Friday, October 17, 2014

HTHS Weekly: History from the Interweb #6

HTHS Weekly: History from the Interweb is a round-up of brand spankin' new history articles, selected by yours truly. Click on the link to be directed to the home site where you can read a professional being professional in their entirety.

Can You Pass A Middle School U.S. History Test? at BuzzFeed
I deed it.

Amal Clooney weighs in on Greek battle for Elgin Marbles at Telegraph

Remember when George Clooney was all hot and bothered over the Elgin Marbles back in February? Well it turns out his new wife, human rights lawyer Amal Alamuddin, shares the same passion.

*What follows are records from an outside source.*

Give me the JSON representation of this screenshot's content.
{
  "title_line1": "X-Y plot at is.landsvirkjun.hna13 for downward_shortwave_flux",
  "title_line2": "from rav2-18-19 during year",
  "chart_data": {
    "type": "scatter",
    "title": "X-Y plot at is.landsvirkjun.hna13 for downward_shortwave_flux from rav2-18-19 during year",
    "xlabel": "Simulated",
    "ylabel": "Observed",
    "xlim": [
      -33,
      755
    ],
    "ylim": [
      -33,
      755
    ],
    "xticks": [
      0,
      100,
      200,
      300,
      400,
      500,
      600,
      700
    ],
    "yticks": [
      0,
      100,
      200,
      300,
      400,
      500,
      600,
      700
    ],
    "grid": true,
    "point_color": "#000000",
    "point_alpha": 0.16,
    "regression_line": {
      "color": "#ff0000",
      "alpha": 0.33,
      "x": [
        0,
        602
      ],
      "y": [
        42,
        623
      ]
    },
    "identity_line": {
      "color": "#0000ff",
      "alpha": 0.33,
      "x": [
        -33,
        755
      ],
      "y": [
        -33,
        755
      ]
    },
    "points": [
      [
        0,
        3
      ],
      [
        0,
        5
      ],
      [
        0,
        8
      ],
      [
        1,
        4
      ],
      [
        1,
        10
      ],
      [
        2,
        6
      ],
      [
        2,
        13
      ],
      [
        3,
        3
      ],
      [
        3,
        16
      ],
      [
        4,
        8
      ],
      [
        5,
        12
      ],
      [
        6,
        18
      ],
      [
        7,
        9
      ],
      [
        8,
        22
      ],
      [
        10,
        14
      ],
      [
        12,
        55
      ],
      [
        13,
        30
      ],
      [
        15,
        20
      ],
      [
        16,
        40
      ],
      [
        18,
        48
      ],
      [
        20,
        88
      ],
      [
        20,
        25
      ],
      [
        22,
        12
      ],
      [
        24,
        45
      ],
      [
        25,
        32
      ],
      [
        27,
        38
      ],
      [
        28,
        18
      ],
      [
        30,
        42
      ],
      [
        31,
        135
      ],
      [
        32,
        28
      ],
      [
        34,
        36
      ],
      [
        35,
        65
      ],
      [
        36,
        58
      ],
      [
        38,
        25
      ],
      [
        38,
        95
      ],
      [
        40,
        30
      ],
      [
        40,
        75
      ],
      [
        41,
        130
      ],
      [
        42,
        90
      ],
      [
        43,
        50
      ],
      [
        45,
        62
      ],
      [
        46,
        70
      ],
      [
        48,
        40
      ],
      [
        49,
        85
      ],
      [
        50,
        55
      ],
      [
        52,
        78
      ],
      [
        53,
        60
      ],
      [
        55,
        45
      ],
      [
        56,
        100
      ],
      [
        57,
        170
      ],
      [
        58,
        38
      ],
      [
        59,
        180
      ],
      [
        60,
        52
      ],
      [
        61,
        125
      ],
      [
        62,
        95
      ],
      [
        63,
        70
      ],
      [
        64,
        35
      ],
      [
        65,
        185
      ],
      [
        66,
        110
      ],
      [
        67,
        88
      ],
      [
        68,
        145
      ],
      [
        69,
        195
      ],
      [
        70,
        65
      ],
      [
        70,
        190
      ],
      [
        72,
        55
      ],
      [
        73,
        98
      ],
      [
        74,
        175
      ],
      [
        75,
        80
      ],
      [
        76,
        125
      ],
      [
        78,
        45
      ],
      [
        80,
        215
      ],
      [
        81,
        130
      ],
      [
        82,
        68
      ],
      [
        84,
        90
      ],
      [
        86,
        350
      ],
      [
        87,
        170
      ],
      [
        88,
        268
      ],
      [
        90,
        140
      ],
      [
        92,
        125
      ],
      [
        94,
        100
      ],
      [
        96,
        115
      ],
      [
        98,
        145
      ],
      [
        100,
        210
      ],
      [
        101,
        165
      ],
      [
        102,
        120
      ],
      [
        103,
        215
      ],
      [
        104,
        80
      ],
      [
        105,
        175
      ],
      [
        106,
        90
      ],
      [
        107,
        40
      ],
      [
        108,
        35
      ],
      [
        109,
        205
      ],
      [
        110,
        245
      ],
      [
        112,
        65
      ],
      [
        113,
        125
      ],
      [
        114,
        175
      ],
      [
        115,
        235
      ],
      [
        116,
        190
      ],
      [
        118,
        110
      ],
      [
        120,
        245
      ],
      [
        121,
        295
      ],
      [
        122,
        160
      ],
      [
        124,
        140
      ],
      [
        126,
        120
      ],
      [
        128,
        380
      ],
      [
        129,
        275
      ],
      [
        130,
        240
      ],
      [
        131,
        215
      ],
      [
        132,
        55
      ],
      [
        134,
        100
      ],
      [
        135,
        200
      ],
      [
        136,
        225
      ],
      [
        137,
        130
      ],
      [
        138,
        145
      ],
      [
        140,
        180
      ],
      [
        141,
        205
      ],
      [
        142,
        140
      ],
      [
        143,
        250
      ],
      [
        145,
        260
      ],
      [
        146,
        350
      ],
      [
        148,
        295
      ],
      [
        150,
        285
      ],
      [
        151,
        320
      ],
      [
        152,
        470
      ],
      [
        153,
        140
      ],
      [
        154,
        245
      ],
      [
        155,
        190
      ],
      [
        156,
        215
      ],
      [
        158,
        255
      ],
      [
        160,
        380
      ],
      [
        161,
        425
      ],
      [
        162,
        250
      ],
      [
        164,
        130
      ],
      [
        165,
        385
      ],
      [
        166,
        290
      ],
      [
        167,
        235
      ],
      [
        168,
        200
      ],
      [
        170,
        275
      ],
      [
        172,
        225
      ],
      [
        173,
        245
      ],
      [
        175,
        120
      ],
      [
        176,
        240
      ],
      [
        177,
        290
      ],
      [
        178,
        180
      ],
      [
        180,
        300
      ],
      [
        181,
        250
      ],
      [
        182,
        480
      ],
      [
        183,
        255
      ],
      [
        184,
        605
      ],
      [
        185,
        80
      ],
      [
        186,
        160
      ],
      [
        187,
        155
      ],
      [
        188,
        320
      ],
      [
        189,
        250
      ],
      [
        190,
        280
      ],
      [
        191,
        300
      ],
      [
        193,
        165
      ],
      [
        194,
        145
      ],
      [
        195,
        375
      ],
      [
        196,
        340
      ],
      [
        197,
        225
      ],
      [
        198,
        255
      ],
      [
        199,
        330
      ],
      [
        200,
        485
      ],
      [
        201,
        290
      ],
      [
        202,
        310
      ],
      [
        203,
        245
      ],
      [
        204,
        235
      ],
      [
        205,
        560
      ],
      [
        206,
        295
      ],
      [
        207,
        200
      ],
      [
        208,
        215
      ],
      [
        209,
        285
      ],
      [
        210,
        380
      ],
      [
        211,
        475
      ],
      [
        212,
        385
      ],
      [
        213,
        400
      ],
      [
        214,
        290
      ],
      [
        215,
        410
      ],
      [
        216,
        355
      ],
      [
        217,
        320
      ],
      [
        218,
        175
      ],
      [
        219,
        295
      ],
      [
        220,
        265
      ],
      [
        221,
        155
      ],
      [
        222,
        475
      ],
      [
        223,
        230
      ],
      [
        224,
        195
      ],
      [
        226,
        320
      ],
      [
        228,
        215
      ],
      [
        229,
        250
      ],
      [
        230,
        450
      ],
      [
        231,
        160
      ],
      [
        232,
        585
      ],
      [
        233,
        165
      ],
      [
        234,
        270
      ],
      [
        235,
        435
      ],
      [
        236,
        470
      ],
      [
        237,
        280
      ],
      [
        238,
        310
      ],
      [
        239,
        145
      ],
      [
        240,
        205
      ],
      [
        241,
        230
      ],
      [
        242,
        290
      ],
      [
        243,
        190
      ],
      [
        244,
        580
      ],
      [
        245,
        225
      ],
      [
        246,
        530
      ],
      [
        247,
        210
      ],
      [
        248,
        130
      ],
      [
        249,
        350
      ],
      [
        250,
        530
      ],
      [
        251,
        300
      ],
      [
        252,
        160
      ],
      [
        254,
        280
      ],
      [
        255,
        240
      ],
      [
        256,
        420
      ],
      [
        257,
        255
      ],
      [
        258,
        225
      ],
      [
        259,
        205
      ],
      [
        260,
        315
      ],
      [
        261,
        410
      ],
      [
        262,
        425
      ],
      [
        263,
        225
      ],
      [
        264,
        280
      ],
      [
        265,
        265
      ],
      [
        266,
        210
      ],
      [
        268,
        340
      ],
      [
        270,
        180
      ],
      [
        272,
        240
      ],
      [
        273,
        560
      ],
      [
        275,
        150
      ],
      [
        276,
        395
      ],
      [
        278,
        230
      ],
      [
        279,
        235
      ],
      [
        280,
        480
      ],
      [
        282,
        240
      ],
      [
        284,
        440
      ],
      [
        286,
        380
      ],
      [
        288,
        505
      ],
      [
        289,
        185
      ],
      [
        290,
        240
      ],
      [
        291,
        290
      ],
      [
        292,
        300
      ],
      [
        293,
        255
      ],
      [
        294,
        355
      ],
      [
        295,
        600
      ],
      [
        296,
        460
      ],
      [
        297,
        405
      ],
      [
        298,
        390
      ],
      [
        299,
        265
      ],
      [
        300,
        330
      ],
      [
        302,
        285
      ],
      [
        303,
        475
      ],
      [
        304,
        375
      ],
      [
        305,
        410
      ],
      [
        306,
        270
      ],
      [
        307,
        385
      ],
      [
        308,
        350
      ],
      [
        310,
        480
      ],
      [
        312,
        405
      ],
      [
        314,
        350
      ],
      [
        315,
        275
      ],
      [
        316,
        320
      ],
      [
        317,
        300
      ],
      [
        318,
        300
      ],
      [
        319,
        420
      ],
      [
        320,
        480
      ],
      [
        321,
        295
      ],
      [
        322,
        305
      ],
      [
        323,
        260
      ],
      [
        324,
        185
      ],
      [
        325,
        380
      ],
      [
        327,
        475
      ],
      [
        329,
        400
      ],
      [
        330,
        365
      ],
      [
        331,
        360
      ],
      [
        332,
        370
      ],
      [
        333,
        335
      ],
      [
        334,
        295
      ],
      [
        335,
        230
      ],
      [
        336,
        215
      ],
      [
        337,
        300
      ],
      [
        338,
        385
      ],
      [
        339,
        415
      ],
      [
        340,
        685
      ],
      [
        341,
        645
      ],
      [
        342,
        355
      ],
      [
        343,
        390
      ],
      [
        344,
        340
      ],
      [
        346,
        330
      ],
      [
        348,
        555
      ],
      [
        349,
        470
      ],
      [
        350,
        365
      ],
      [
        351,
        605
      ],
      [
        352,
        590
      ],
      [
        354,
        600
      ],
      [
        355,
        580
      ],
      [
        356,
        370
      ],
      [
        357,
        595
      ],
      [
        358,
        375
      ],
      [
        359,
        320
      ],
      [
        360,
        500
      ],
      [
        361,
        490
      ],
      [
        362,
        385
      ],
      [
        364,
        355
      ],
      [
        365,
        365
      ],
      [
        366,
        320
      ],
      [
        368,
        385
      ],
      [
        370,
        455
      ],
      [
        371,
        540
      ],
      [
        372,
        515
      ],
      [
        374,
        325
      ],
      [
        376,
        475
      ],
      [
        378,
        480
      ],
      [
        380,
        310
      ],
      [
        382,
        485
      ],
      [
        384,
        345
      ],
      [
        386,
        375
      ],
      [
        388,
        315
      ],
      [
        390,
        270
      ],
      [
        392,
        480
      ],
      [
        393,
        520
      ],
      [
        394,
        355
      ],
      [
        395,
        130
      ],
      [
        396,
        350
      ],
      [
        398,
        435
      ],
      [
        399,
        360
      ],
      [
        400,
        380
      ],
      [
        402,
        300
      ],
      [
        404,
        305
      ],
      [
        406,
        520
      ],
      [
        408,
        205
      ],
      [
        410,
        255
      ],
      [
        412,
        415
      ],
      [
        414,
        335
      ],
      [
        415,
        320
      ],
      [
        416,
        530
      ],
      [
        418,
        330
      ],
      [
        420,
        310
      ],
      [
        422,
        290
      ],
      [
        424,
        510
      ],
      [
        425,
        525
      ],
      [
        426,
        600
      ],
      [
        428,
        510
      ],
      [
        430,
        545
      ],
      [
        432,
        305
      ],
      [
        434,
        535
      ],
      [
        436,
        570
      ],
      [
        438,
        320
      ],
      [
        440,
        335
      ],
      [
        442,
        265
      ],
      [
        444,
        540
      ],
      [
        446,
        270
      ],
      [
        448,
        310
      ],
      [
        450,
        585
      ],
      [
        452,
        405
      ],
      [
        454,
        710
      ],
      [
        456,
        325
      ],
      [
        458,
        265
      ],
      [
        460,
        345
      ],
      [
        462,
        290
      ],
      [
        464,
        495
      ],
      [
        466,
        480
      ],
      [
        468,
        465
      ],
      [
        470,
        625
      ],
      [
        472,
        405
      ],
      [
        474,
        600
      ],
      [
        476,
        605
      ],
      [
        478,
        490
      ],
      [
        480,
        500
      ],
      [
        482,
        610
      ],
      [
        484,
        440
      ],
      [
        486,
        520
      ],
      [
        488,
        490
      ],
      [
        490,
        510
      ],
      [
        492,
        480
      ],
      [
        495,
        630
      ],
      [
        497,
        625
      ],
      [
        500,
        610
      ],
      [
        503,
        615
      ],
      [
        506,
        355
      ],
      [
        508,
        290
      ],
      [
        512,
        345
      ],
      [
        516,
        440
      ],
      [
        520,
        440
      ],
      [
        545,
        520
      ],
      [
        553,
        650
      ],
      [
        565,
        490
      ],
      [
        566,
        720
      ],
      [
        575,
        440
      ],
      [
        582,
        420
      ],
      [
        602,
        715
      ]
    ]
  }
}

Remains of Alexander the Great's Father Confirmed Found at Discovery

Macedonian King Philip II was found in Vergina, 100 miles away from the ongoing excavation at Amphipolis which is believed to house Alexander's mother. Phil was assassinated at his daughter's wedding, Red Wedding-style.

Hitler and Meth: How History's Biggest Figures Hid Drug Addictions at Guff

Sigmund Freud, Thomas Edison, Charles Dickens, Benjamin Franklin, and others all used some form of cocaine or heroin. This article might make you want to take drugs. But in a good way? Because "let's face it: Meth can really help you get stuff done."

The Cardiff Giant Fools the Nation, 145 Years Ago at History
In a scheme intended to dupe literal Bible believers, cigar manufacturer George Hull commissioned a 10-foot-tall giant man made of gypsum to give truth to the famous line, "there were giants in the earth those days." Hoping to pass the statue off as a petrified giant, Hull buried the 3,000 pound man on a relative's farm and dug it up a year later, claiming to have unearthed a giant. Astonishment ensued, and after years of cashing in on the giant, Hull's hoax was eventually discovered. It cost 50 cents to see the giant in 1869 (when it was believed to be real). Today, it costs $12.

Science is Revealing The Secret Lives of Paintings at All Day
X-rays of what lies underneath layers and layers of paint. 

Divers Excavate Greek Shipwreck Dubbed "Ancient Titanic" at History
The 2,000 year-old shipwreck was discovered 114 years ago off the coast of southern Greece, and it's the gift that keeps on giving.

Viking treasure trove discovered in Scotland at The Guardian
Over 100 artifacts were discovered by a metal-detector-wielding man.